Alan: This means your money doesn’t get invested, and in general, you lose out if your money’s not invested. People read headlines about market crashes and forget that there will still be trading companies that will still make money, because people still need to buy things like vegetables.

Katie: There’s a phrase that goes “time in the market is better than timing the market.” Of course, there’s going to be lucky moments where you could have timed it differently, but you can’t know that.

Alan and Katie Donegan at EconoME conference
The couple suggested trying to embrace the “boring middle” where investment decisions are sorted.

4. Not knowing how to wait

Katie: Investing is not entertainment. Once you have found your index funds and automated your investments, go to the cinema, go out, and live your life.
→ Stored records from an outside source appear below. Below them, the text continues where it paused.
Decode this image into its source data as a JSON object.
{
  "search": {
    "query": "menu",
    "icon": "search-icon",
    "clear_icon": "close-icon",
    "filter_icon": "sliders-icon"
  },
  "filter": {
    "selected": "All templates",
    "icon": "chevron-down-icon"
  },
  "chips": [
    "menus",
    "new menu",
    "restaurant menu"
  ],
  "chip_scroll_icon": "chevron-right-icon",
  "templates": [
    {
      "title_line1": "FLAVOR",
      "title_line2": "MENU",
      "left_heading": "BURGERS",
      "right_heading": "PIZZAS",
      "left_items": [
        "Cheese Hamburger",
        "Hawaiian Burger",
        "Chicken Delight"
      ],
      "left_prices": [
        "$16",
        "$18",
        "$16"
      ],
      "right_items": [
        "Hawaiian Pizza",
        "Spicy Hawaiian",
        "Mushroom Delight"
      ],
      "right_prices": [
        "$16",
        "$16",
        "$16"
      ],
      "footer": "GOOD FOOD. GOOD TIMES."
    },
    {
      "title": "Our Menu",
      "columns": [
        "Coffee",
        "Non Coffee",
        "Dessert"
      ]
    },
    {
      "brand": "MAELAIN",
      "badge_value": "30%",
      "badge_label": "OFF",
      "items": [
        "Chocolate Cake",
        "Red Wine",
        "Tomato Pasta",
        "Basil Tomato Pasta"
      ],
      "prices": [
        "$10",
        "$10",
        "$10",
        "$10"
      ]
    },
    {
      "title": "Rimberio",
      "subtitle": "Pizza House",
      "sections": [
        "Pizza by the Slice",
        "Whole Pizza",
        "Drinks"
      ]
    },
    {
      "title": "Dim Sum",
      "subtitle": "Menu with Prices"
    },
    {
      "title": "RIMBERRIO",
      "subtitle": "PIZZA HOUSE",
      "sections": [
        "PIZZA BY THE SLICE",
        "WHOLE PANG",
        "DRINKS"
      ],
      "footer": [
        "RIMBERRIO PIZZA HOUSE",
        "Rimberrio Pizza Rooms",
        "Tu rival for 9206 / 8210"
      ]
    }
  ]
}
In the financial independence community, it’s called the boring middle, where the work is done, and the only thing left to do is wait. This is when people are tempted to check their portfolios constantly and lose sleep.

But the boring middle is when you do the fun stuff — working on your health and your happiness so that when you do have that financial freedom, you’re a well-adjusted, healthy human who can do something useful with all your free time.

5. Chasing outperformance

Alan: Many people tell us that investing in an index fund yields average returns. We say average returns are amazing because they’re actually better than 90% of other investments.

But people don’t like getting average returns or don’t want to be average people. So they run after outperformance, chase all these terms like alpha and beta, and get really into picking stocks, which in general always leads to underperformance. So, for us, we keep repeating, “average is extraordinary.”

Katie: This is more common among people who discover financial independence in their 40s or 50s. They try to make up for lost time by making huge, risky investments like meme stocks, crypto, or other crazy investments that they think will produce outsize returns.